Abstract

Cell-free systems from the protozoon Tetrahymena pyriformis and the bacterium Alicyclobacillus acidocaldarius normally convert squalene into pentacyclic triterpenes of the gammacerane and hopane series. 2,3-Dihydrosqualene, a substrate analogue lacking one of the terminal double bonds of squalene and therefore making it impossible to form pentacyclic products, was converted unexpectedly into tetracyclic triterpenes, i.e. euph-7-ene by the T. pyriformis enzyme and a 1:1 mixture of (20R)-dammar-13(17)-ene and (20R)-dammar-12-ene by the system from A. acidocaldarius.
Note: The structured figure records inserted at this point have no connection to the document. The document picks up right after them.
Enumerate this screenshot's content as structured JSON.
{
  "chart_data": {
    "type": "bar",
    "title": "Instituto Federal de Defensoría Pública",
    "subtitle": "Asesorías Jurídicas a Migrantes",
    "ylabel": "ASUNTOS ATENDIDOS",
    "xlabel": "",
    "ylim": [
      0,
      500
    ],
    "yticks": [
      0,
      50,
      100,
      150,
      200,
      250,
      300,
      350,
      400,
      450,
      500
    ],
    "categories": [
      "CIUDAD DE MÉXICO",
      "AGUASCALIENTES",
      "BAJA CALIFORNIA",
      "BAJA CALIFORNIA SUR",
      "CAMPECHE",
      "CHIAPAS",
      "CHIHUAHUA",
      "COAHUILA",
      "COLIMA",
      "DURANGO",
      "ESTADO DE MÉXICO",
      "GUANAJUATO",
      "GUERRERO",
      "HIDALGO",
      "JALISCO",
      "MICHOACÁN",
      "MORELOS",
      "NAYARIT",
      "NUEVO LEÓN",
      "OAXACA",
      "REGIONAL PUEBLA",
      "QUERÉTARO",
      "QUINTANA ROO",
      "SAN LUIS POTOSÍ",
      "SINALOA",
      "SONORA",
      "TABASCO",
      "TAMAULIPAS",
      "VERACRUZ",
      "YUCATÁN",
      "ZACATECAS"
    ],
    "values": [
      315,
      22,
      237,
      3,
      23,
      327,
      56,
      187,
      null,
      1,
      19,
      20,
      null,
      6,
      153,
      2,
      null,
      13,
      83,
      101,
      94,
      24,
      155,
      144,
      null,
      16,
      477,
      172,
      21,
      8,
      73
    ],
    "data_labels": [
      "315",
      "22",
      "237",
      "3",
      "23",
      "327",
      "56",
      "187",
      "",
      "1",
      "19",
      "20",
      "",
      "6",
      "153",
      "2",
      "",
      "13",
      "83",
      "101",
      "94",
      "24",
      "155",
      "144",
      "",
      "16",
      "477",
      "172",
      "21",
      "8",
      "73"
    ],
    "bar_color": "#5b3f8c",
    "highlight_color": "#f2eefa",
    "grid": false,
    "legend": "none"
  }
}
Formation of a pentacyclic framework with six-membered D-ring might thus only depend on the assistance of the terminal double bond to the cyclization process, its lack of participation leading, probably spontaneously, to the formation of the thermodynamically favoured tetracyclic skeleton with a five-membered D-ring.The cell-free system from T. pyriformis was further, for the first time, directly shown to induce cyclization of (3S)-[3-3H]squalene epoxide into gammacerane-3β,21α-diol, and the (3R)-enantiomer into gammacerane-3α,21α-diol. The (3R)-enantiomer also afforded a novel monocyclic product with a 2,3,4-trimethylcyclohexanone structure. The enzymic cyclization of squalene epoxide is apparently exclusively initiated by an oxirane ring-opening, and not by a proton attack on the remaining terminal double bond of the molecule.